Swiss commodities powerhouse Mercuria Energy Group is exploring investment in one of the world’s most contested mineral assets — the Rubaya coltan mine in eastern Democratic Republic of the Congo — as the United States pushes for a peace deal aimed at stabilising the volatile Great Lakes region.
Strategic mine in conflict zone
The Rubaya site, estimated to hold 15 percent of the world’s coltan reserves, has long been a flashpoint in the DR Congo’s resource-fuelled conflicts. Currently under the influence of the M23 rebel movement, the area has become emblematic of how critical minerals can finance armed groups.
According to a Bloomberg report, Mercuria is weighing a partnership with US-backed investors and potentially the Congolese government to formalise the mine’s operations. The initiative coincides with President Donald Trump’s diplomatic effort to broker a peace accord between Kinshasa and Kigali, designed to halt hostilities and normalise the flow of legally mined minerals.
Turning conflict minerals into trade assets
The prospective deal forms part of a broader Washington strategy linking mineral investment with security guarantees. Sources familiar with the talks say Mercuria’s involvement could inject up to $500 million into modernising Rubaya, transforming artisanal mining into an industrial operation that meets global supply-chain standards.
‘The goal is to replace illicit trade with lawful, transparent exports,’ one regional analyst told Bloomberg. ‘If successful, it could turn Rubaya from a war economy to a peace economy.’
Coltan, the ore from which tantalum is extracted, is essential for producing capacitors used in smartphones, electric vehicles and advanced electronics. Demand has surged amid the global transition to green technologies, heightening competition between Western firms and China for access to Africa’s mineral wealth.
US aims to counter Chinese leverage
Washington’s backing for the Rubaya initiative signals a deeper recalibration of its Africa policy — from aid-based diplomacy to strategic investment in critical minerals. The US seeks to reduce China’s grip on the DR Congo’s mining sector, which currently dominates cobalt, copper and lithium production through state-linked enterprises.
Analysts note that bringing Mercuria into Congo’s mining space aligns with a broader Western shift to secure alternative mineral corridors through East and Central Africa. It also mirrors the Biden-era Minerals Security Partnership — now continued under Trump — which coordinates mineral sourcing among allies.
Risks and realities on the ground
Still, the project faces daunting risks. The Rubaya region remains unstable, its artisanal miners under rebel taxation and local governance weak. Without genuine demilitarisation, observers warn, formal investment could deepen inequality rather than resolve conflict.
‘You cannot invest peace into existence,’ cautioned one human-rights advocate in Goma. ‘Unless the mines are demilitarised and communities share the benefits, any deal will just rebrand exploitation.’

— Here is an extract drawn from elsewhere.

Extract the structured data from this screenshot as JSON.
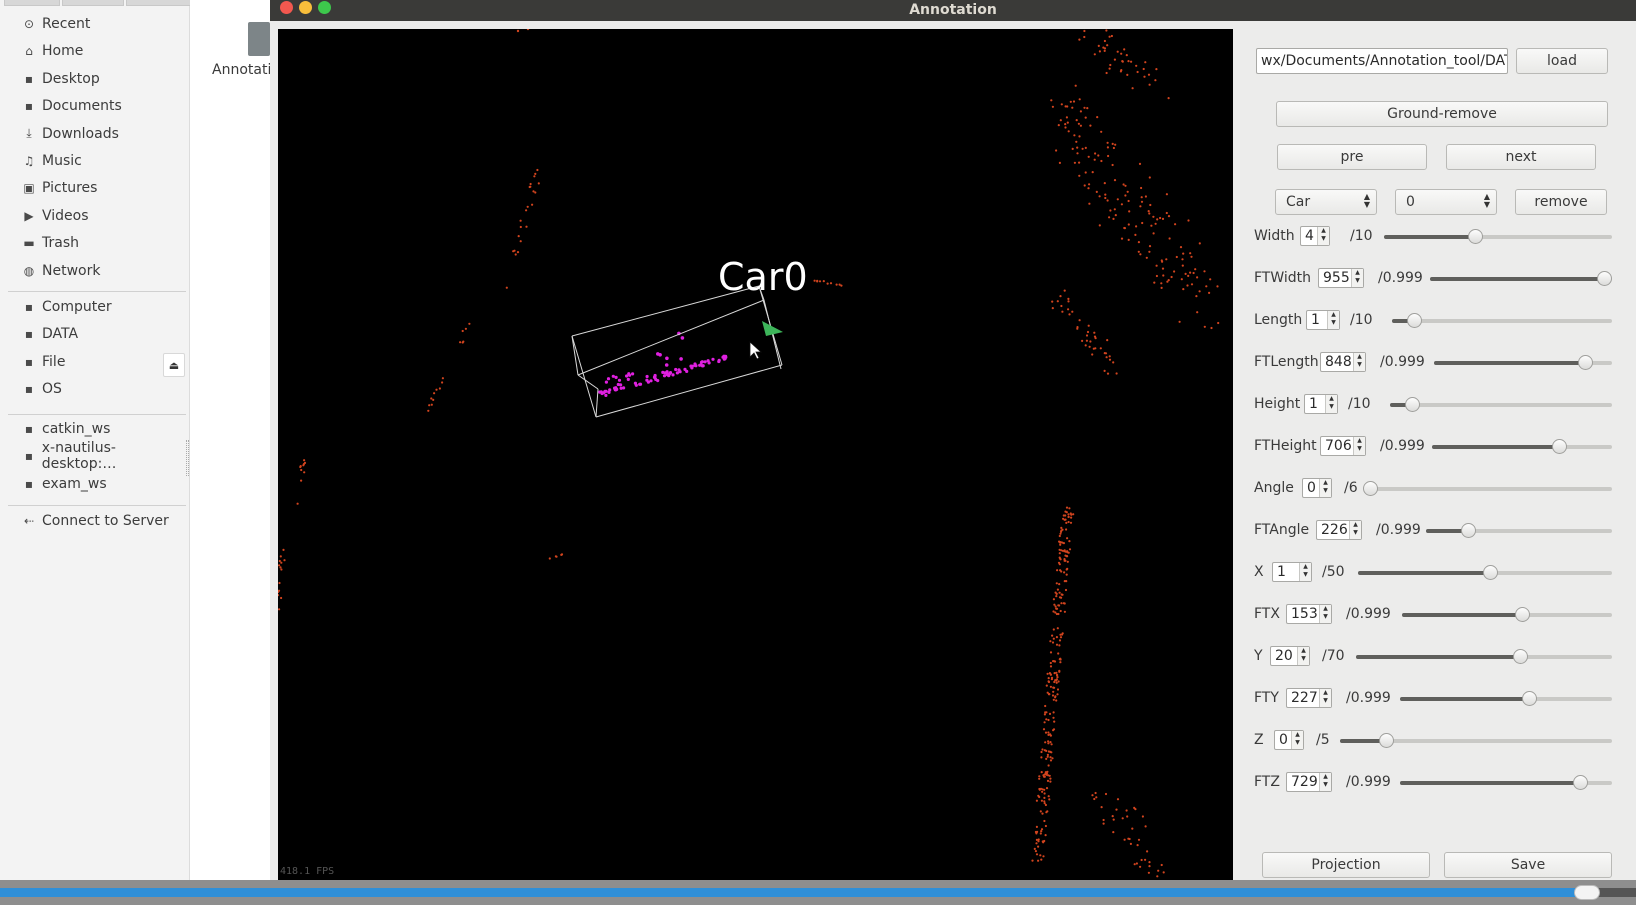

Regional stakes and next steps
The peace framework brokered by Washington hinges on Rwanda and the DR Congo ceasing cross-border hostilities and creating a joint monitoring mechanism for mineral exports. If upheld, it could pave the way for legitimate coltan flows through Congolese channels rather than smuggling routes into neighbouring states.
For Mercuria, success would mark a strategic leap into the critical-minerals space, placing it alongside global majors reshaping Africa’s resource future. For the DR Congo, it could finally mean turning the curse of its minerals into a sustainable national asset — if peace holds.